By Adam Strunk
Active COVID-19 cases increased by 20 percent this week, as schools let out and families prepare to gather for Christmas.
The county saw 190 new cases diagnosed, an average of 27 per day from Dec. 14 to 20. There are now 181 active cases. Six residents are hospitalized. The county also marked four new deaths from COVID-19, bringing the total of local lives claimed by the disease to 95. One in 358 county residents has died from the disease since it first reached the county 21 months ago.
The increase followed news last week from NMC Health that it was nearing capacity, in part due to rising numbers of COVID-19 patients. The hospital is seeing admittances from across the state as other hospitals fill on top of local COVID-19 patients. Nearly all of them were unvaccinated, according to Chief Medical Officer Charles Craig.
The situation on the ground at NMC Health is the same as other hospitals across the state.
The Kansas Reflector Reported that KU Medical Center in Kansas City has experienced a sharp increase in cases, with nearly all cases being people who weren’t vaccinated.
On December 19 there were 1,226 Kansans hospitalized with COVID-19 this year compared to last year’s rate of 1,565.
This week, health officials also noted the presence of the Omicron variant of the disease in the State of Kansas. While initial science hasn’t shown the variant to be deadlier than past variations. According to a recently released study by the British government—where the variant hit earlier—estimates are that the variant is 25 to 50 percent more contagious.
This week, it became the dominant variant in the United States, according to the Centers for Disease Control, resulting in 73 percent of new cases.

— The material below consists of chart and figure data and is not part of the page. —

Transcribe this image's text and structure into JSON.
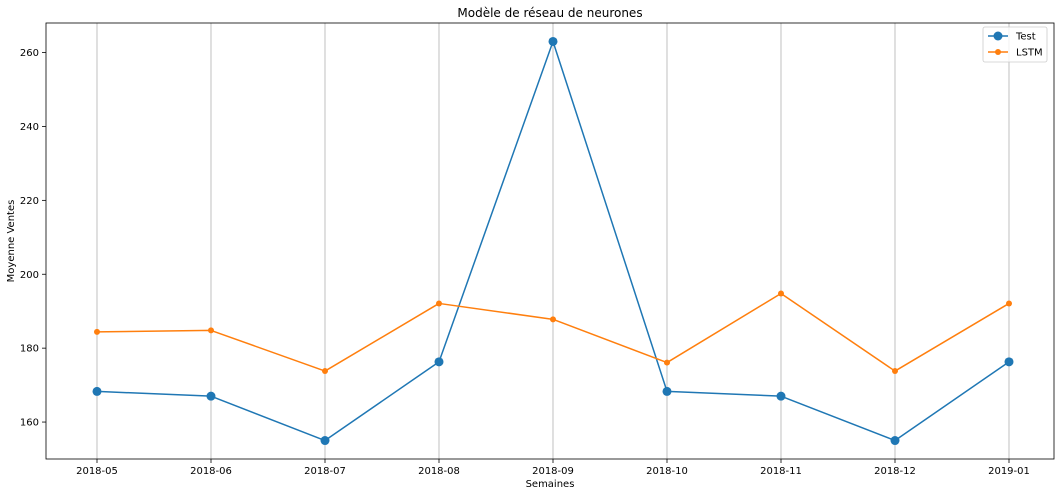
{
  "chart_data": {
    "type": "line",
    "title": "Modèle de réseau de neurones",
    "xlabel": "Semaines",
    "ylabel": "Moyenne Ventes",
    "categories": [
      "2018-05",
      "2018-06",
      "2018-07",
      "2018-08",
      "2018-09",
      "2018-10",
      "2018-11",
      "2018-12",
      "2019-01"
    ],
    "series": [
      {
        "name": "Test",
        "color": "#1f77b4",
        "marker": "large-circle",
        "values": [
          168.3,
          167.0,
          155.0,
          176.3,
          263.0,
          168.3,
          167.0,
          155.0,
          176.3
        ]
      },
      {
        "name": "LSTM",
        "color": "#ff7f0e",
        "marker": "small-circle",
        "values": [
          184.4,
          184.8,
          173.8,
          192.1,
          187.8,
          176.1,
          194.8,
          173.8,
          192.1
        ]
      }
    ],
    "ylim": [
      150,
      268
    ],
    "yticks": [
      160,
      180,
      200,
      220,
      240,
      260
    ],
    "grid": "vertical",
    "legend": "top-right"
  }
}
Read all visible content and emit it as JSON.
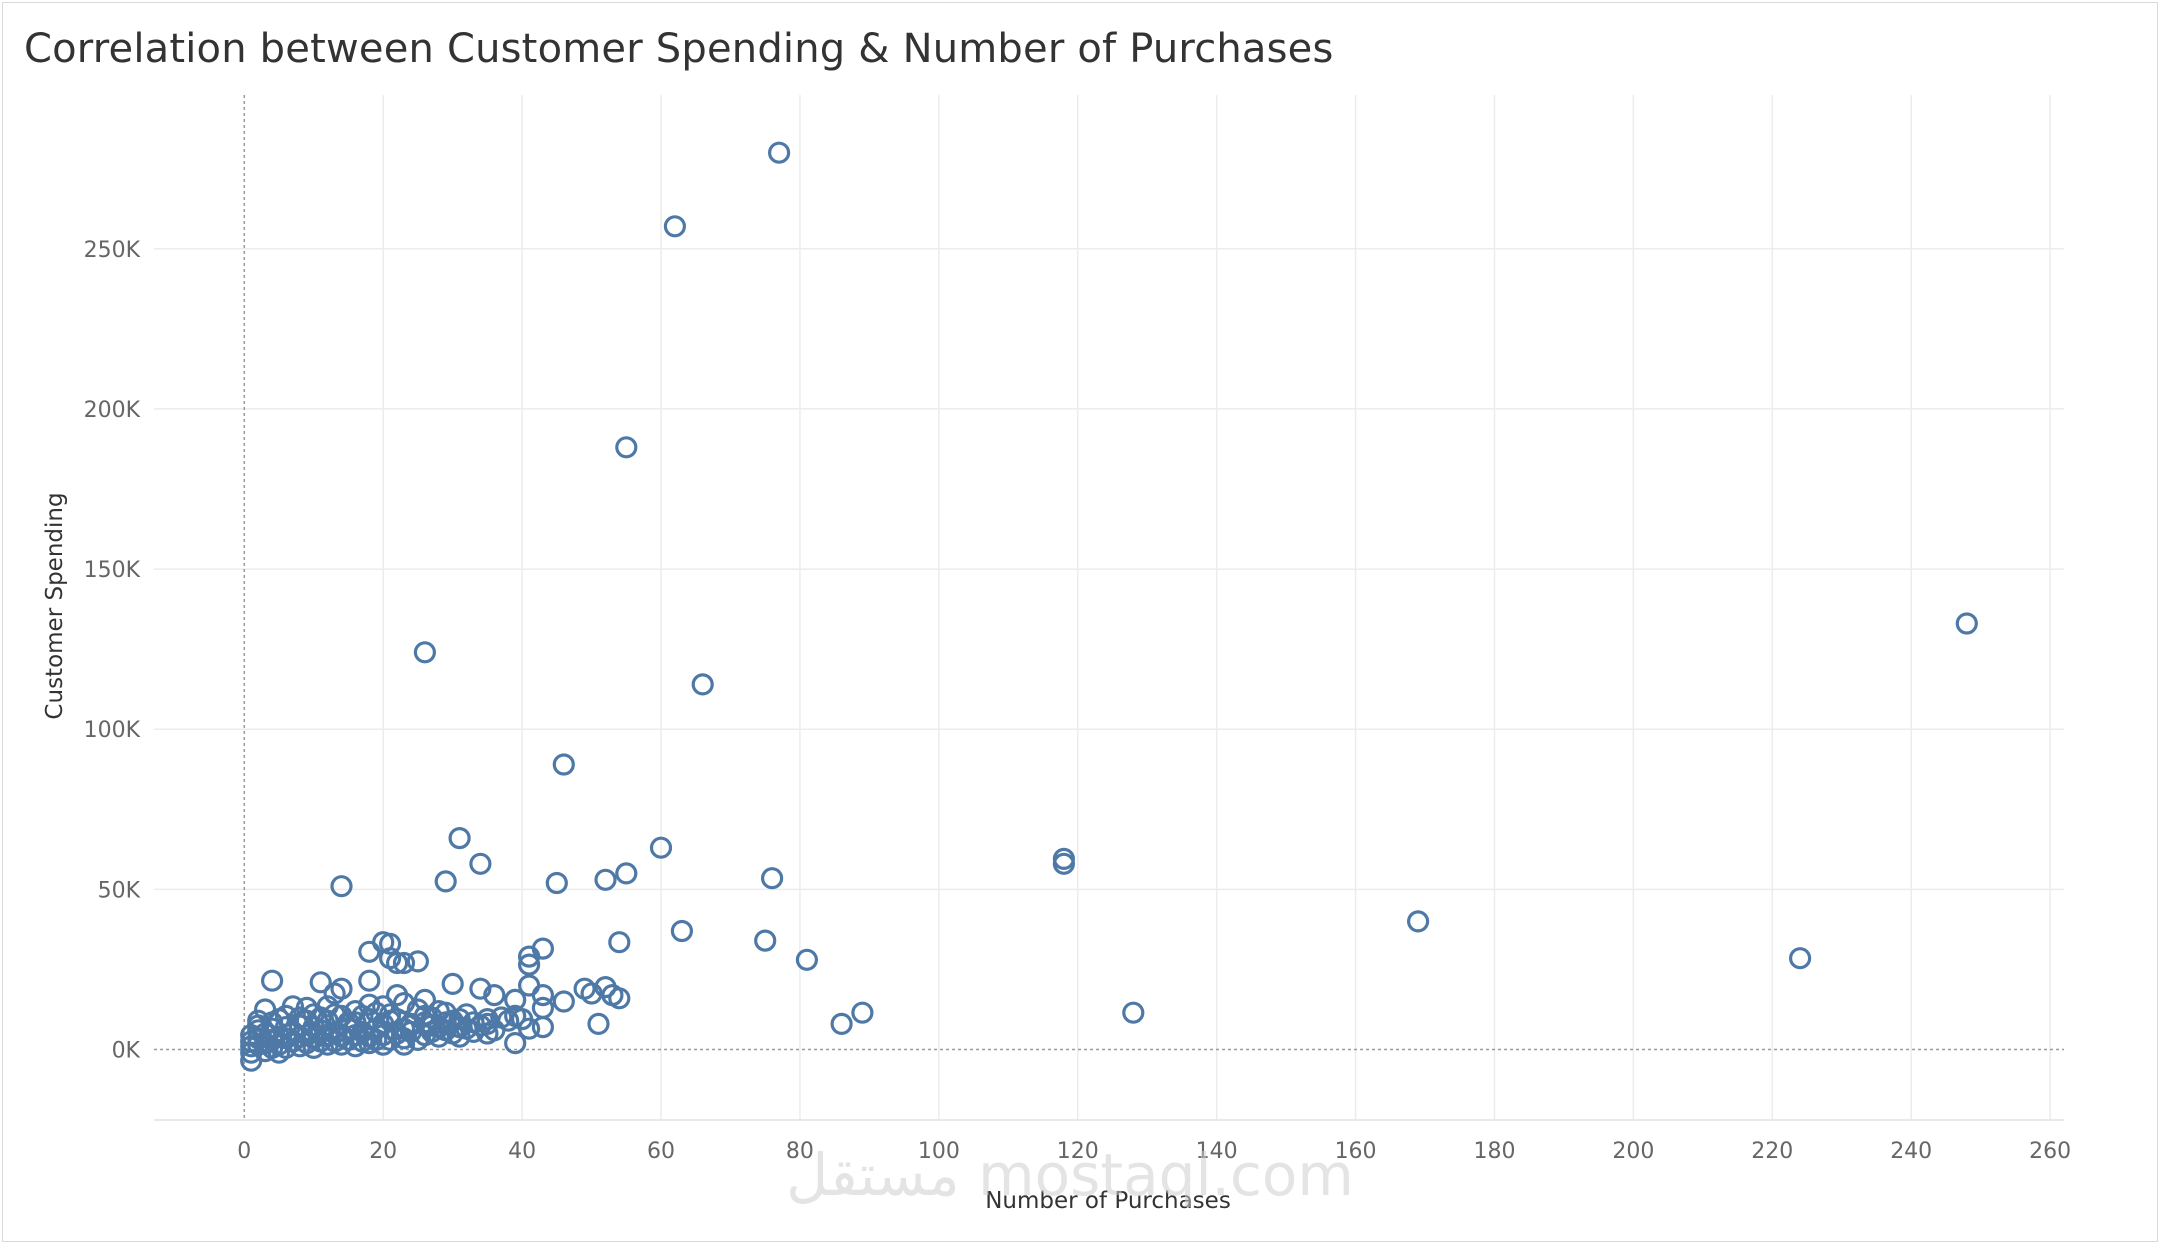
{
  "chart_data": {
    "type": "scatter",
    "title": "Correlation between Customer Spending & Number of Purchases",
    "xlabel": "Number of Purchases",
    "ylabel": "Customer Spending",
    "xlim": [
      -13,
      262
    ],
    "ylim": [
      -22000,
      298000
    ],
    "x_ticks": [
      0,
      20,
      40,
      60,
      80,
      100,
      120,
      140,
      160,
      180,
      200,
      220,
      240,
      260
    ],
    "y_ticks": [
      0,
      50000,
      100000,
      150000,
      200000,
      250000
    ],
    "y_tick_labels": [
      "0K",
      "50K",
      "100K",
      "150K",
      "200K",
      "250K"
    ],
    "grid": true,
    "marker": "hollow-circle",
    "series_color": "#4e79a7",
    "watermark": "مستقل mostaql.com",
    "points": [
      [
        77,
        280000
      ],
      [
        62,
        257000
      ],
      [
        55,
        188000
      ],
      [
        26,
        124000
      ],
      [
        66,
        114000
      ],
      [
        248,
        133000
      ],
      [
        46,
        89000
      ],
      [
        31,
        66000
      ],
      [
        60,
        63000
      ],
      [
        118,
        59500
      ],
      [
        118,
        58000
      ],
      [
        34,
        58000
      ],
      [
        76,
        53500
      ],
      [
        55,
        55000
      ],
      [
        52,
        53000
      ],
      [
        45,
        52000
      ],
      [
        29,
        52500
      ],
      [
        14,
        51000
      ],
      [
        169,
        40000
      ],
      [
        63,
        37000
      ],
      [
        75,
        34000
      ],
      [
        54,
        33500
      ],
      [
        81,
        28000
      ],
      [
        224,
        28500
      ],
      [
        43,
        31500
      ],
      [
        41,
        29000
      ],
      [
        41,
        26500
      ],
      [
        20,
        33500
      ],
      [
        21,
        33000
      ],
      [
        18,
        30500
      ],
      [
        21,
        28500
      ],
      [
        22,
        27000
      ],
      [
        23,
        27000
      ],
      [
        25,
        27500
      ],
      [
        4,
        21500
      ],
      [
        11,
        21000
      ],
      [
        18,
        21500
      ],
      [
        14,
        19000
      ],
      [
        13,
        17500
      ],
      [
        30,
        20500
      ],
      [
        34,
        19000
      ],
      [
        36,
        17000
      ],
      [
        41,
        20000
      ],
      [
        49,
        19000
      ],
      [
        52,
        19500
      ],
      [
        53,
        17000
      ],
      [
        54,
        16000
      ],
      [
        50,
        17500
      ],
      [
        46,
        15000
      ],
      [
        43,
        17000
      ],
      [
        39,
        15500
      ],
      [
        89,
        11500
      ],
      [
        86,
        8000
      ],
      [
        128,
        11500
      ],
      [
        51,
        8000
      ],
      [
        43,
        13000
      ],
      [
        39,
        10500
      ],
      [
        43,
        7000
      ],
      [
        41,
        6500
      ],
      [
        39,
        2000
      ],
      [
        35,
        8000
      ],
      [
        35,
        5000
      ],
      [
        32,
        11000
      ],
      [
        31,
        7000
      ],
      [
        28,
        12000
      ],
      [
        26,
        15500
      ],
      [
        22,
        17000
      ],
      [
        23,
        14500
      ],
      [
        20,
        13500
      ],
      [
        18,
        14000
      ],
      [
        16,
        12000
      ],
      [
        12,
        13500
      ],
      [
        9,
        13000
      ],
      [
        7,
        13500
      ],
      [
        3,
        12500
      ],
      [
        2,
        9000
      ],
      [
        5,
        9500
      ],
      [
        8,
        10000
      ],
      [
        10,
        11000
      ],
      [
        12,
        9000
      ],
      [
        14,
        10500
      ],
      [
        16,
        8500
      ],
      [
        18,
        9500
      ],
      [
        20,
        8000
      ],
      [
        22,
        9500
      ],
      [
        24,
        7500
      ],
      [
        26,
        8500
      ],
      [
        28,
        7000
      ],
      [
        30,
        9000
      ],
      [
        32,
        6500
      ],
      [
        34,
        7500
      ],
      [
        36,
        6000
      ],
      [
        27,
        10000
      ],
      [
        29,
        11500
      ],
      [
        25,
        12500
      ],
      [
        21,
        11000
      ],
      [
        19,
        6500
      ],
      [
        17,
        5500
      ],
      [
        15,
        6500
      ],
      [
        13,
        5000
      ],
      [
        11,
        6000
      ],
      [
        9,
        4500
      ],
      [
        7,
        5500
      ],
      [
        5,
        4000
      ],
      [
        3,
        5000
      ],
      [
        1,
        4500
      ],
      [
        1,
        2500
      ],
      [
        1,
        1000
      ],
      [
        1,
        -1000
      ],
      [
        1,
        -3500
      ],
      [
        2,
        1500
      ],
      [
        2,
        3500
      ],
      [
        2,
        6000
      ],
      [
        3,
        2000
      ],
      [
        4,
        3000
      ],
      [
        4,
        6500
      ],
      [
        5,
        1500
      ],
      [
        6,
        3500
      ],
      [
        6,
        7000
      ],
      [
        7,
        2500
      ],
      [
        8,
        4000
      ],
      [
        8,
        7500
      ],
      [
        9,
        2000
      ],
      [
        10,
        3500
      ],
      [
        10,
        7000
      ],
      [
        11,
        2500
      ],
      [
        12,
        4500
      ],
      [
        13,
        2500
      ],
      [
        14,
        4000
      ],
      [
        15,
        3000
      ],
      [
        15,
        8500
      ],
      [
        16,
        4500
      ],
      [
        17,
        2500
      ],
      [
        18,
        4000
      ],
      [
        19,
        3000
      ],
      [
        20,
        4500
      ],
      [
        21,
        3000
      ],
      [
        22,
        5000
      ],
      [
        23,
        3500
      ],
      [
        24,
        5500
      ],
      [
        25,
        3000
      ],
      [
        26,
        4500
      ],
      [
        27,
        5500
      ],
      [
        28,
        4000
      ],
      [
        29,
        6000
      ],
      [
        30,
        5000
      ],
      [
        31,
        4000
      ],
      [
        33,
        5500
      ],
      [
        23,
        1500
      ],
      [
        20,
        1500
      ],
      [
        16,
        1000
      ],
      [
        12,
        1500
      ],
      [
        8,
        1000
      ],
      [
        6,
        500
      ],
      [
        4,
        500
      ],
      [
        3,
        -500
      ],
      [
        5,
        -1000
      ],
      [
        10,
        500
      ],
      [
        14,
        1500
      ],
      [
        18,
        2000
      ],
      [
        24,
        8000
      ],
      [
        26,
        10500
      ],
      [
        13,
        11000
      ],
      [
        11,
        10000
      ],
      [
        6,
        10500
      ],
      [
        4,
        8500
      ],
      [
        2,
        7500
      ],
      [
        9,
        9000
      ],
      [
        17,
        10500
      ],
      [
        19,
        11500
      ],
      [
        21,
        9000
      ],
      [
        23,
        6500
      ],
      [
        27,
        7500
      ],
      [
        29,
        8500
      ],
      [
        31,
        9500
      ],
      [
        33,
        8500
      ],
      [
        35,
        9500
      ],
      [
        37,
        10000
      ],
      [
        38,
        9000
      ],
      [
        40,
        9500
      ]
    ]
  }
}
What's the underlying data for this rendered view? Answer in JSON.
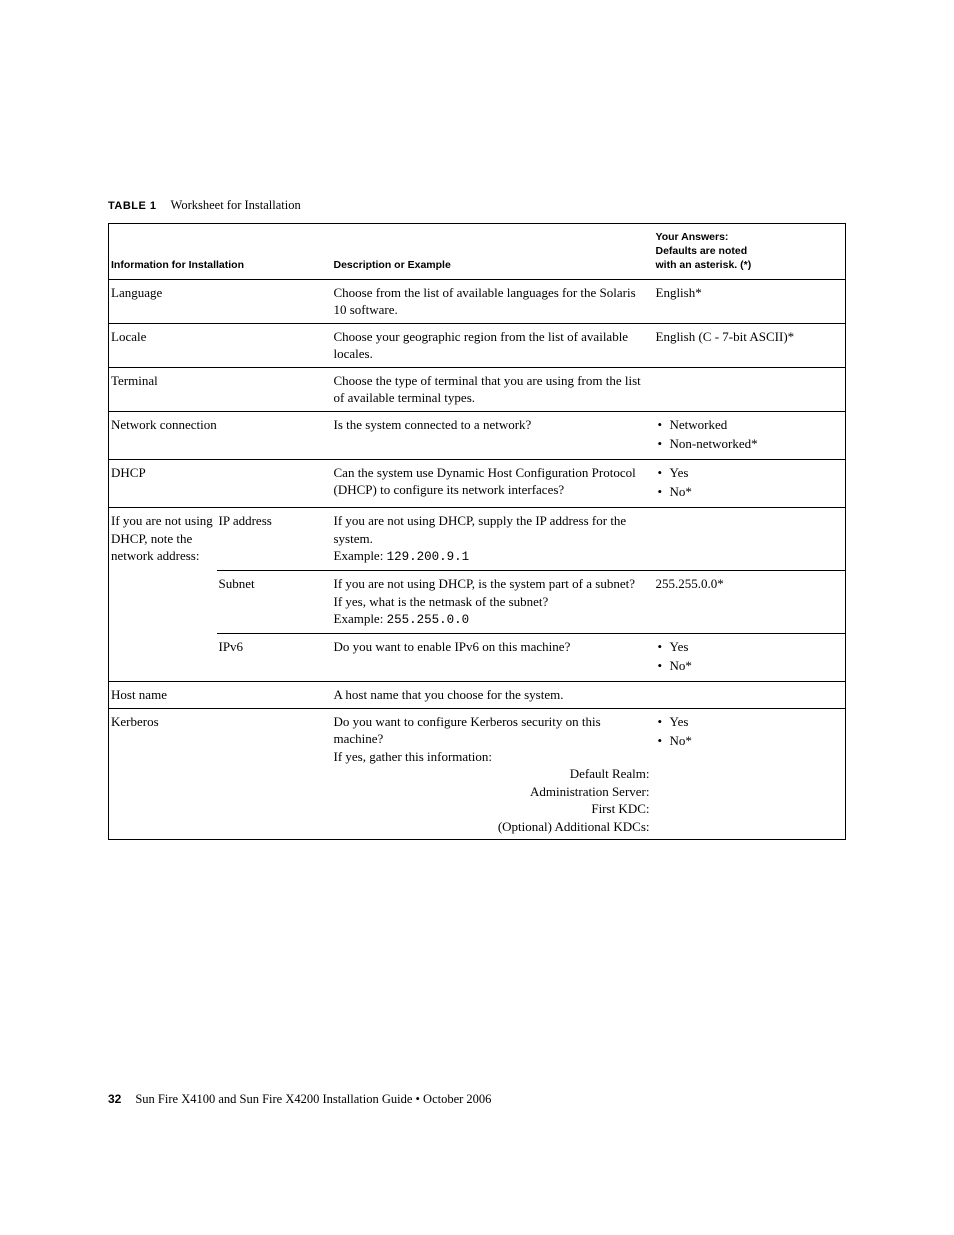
{
  "caption": {
    "label": "TABLE 1",
    "title": "Worksheet for Installation"
  },
  "head": {
    "col_info": "Information for Installation",
    "col_desc": "Description or Example",
    "col_ans_l1": "Your Answers:",
    "col_ans_l2": "Defaults are noted",
    "col_ans_l3": "with an asterisk. (*)"
  },
  "rows": {
    "language": {
      "label": "Language",
      "desc": "Choose from the list of available languages for the Solaris 10 software.",
      "ans": "English*"
    },
    "locale": {
      "label": "Locale",
      "desc": "Choose your geographic region from the list of available locales.",
      "ans": "English (C - 7-bit ASCII)*"
    },
    "terminal": {
      "label": "Terminal",
      "desc": "Choose the type of terminal that you are using from the list of available terminal types.",
      "ans": ""
    },
    "netconn": {
      "label": "Network connection",
      "desc": "Is the system connected to a network?",
      "ans_b1": "Networked",
      "ans_b2": "Non-networked*"
    },
    "dhcp": {
      "label": "DHCP",
      "desc": "Can the system use Dynamic Host Configuration Protocol (DHCP) to configure its network interfaces?",
      "ans_b1": "Yes",
      "ans_b2": "No*"
    },
    "dhcp_group": {
      "label": "If you are not using DHCP, note the network address:"
    },
    "ip": {
      "label": "IP address",
      "desc1": "If you are not using DHCP, supply the IP address for the system.",
      "desc2_pre": "Example: ",
      "desc2_mono": "129.200.9.1"
    },
    "subnet": {
      "label": "Subnet",
      "desc1": "If you are not using DHCP, is the system part of a subnet?",
      "desc2": "If yes, what is the netmask of the subnet?",
      "desc3_pre": "Example: ",
      "desc3_mono": "255.255.0.0",
      "ans": "255.255.0.0*"
    },
    "ipv6": {
      "label": "IPv6",
      "desc": "Do you want to enable IPv6 on this machine?",
      "ans_b1": "Yes",
      "ans_b2": "No*"
    },
    "hostname": {
      "label": "Host name",
      "desc": "A host name that you choose for the system.",
      "ans": ""
    },
    "kerberos": {
      "label": "Kerberos",
      "desc1": "Do you want to configure Kerberos security on this machine?",
      "desc2": "If yes, gather this information:",
      "k1": "Default Realm:",
      "k2": "Administration Server:",
      "k3": "First KDC:",
      "k4": "(Optional) Additional KDCs:",
      "ans_b1": "Yes",
      "ans_b2": "No*"
    }
  },
  "footer": {
    "page": "32",
    "text": "Sun Fire X4100 and Sun Fire X4200 Installation Guide • October 2006"
  },
  "columns": {
    "c1": "108px",
    "c2": "115px",
    "c3": "322px",
    "c4": "192px"
  }
}
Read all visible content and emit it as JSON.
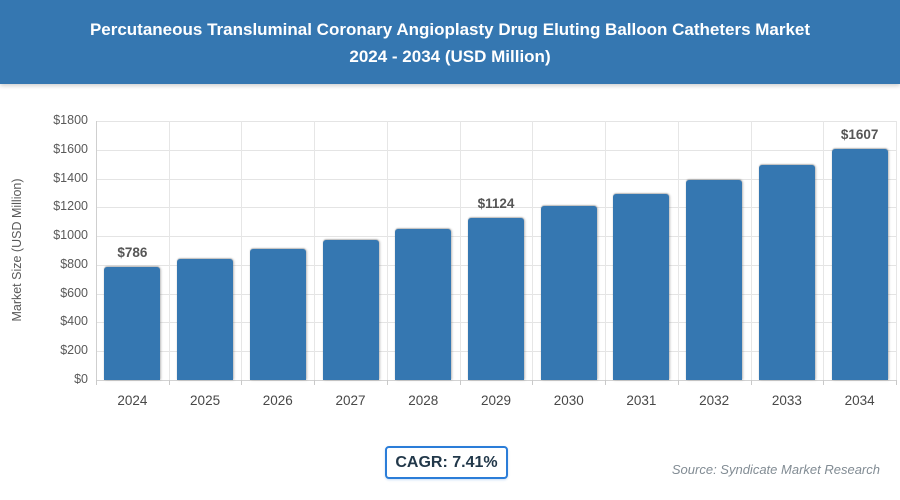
{
  "header": {
    "title_line1": "Percutaneous Transluminal Coronary Angioplasty Drug Eluting Balloon Catheters Market",
    "title_line2": "2024 - 2034 (USD Million)",
    "bg_color": "#3577b1",
    "text_color": "#ffffff"
  },
  "chart_data": {
    "type": "bar",
    "title": "Percutaneous Transluminal Coronary Angioplasty Drug Eluting Balloon Catheters Market 2024 - 2034 (USD Million)",
    "categories": [
      "2024",
      "2025",
      "2026",
      "2027",
      "2028",
      "2029",
      "2030",
      "2031",
      "2032",
      "2033",
      "2034"
    ],
    "values": [
      786,
      844,
      907,
      974,
      1046,
      1124,
      1207,
      1296,
      1393,
      1496,
      1607
    ],
    "value_labels": [
      "$786",
      null,
      null,
      null,
      null,
      "$1124",
      null,
      null,
      null,
      null,
      "$1607"
    ],
    "xlabel": "",
    "ylabel": "Market Size (USD Million)",
    "ylim": [
      0,
      1800
    ],
    "ytick_step": 200,
    "ytick_labels": [
      "$0",
      "$200",
      "$400",
      "$600",
      "$800",
      "$1000",
      "$1200",
      "$1400",
      "$1600",
      "$1800"
    ],
    "grid": true,
    "legend": false,
    "bar_color": "#3577b1",
    "gridline_color": "#e4e4e4"
  },
  "footer": {
    "cagr_label": "CAGR: 7.41%",
    "cagr_border_color": "#2b7dd8",
    "source": "Source: Syndicate Market Research"
  }
}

Nationally, the infection count passed 50 million since the pandemic began. The death count passed 800,000.
The Biden Administration announced this week plans to purchase 500 million at-home COVID-19 tests, which people can order and have shipped through the U.S. Postal Service to facilitate more at-home testing to combat the perceived threat of the Omicron variant.
The plan also includes dispatching another 1,000 medically trained U.S. Service members to areas hard hit by virus infections where medical resources are strained.
The CDC states that the best defense against COVID-19, as well as the variant, continues to be vaccination as well as a booster shot.
On the vaccination front, approximately 150 people in the county received their first vaccine dose last week.
Locally, 64.3 of all eligible residents and 60.7 percent of total county residents have received at least one dose.
Of new cases, 82 percent occurred within the county’s unvaccinated population.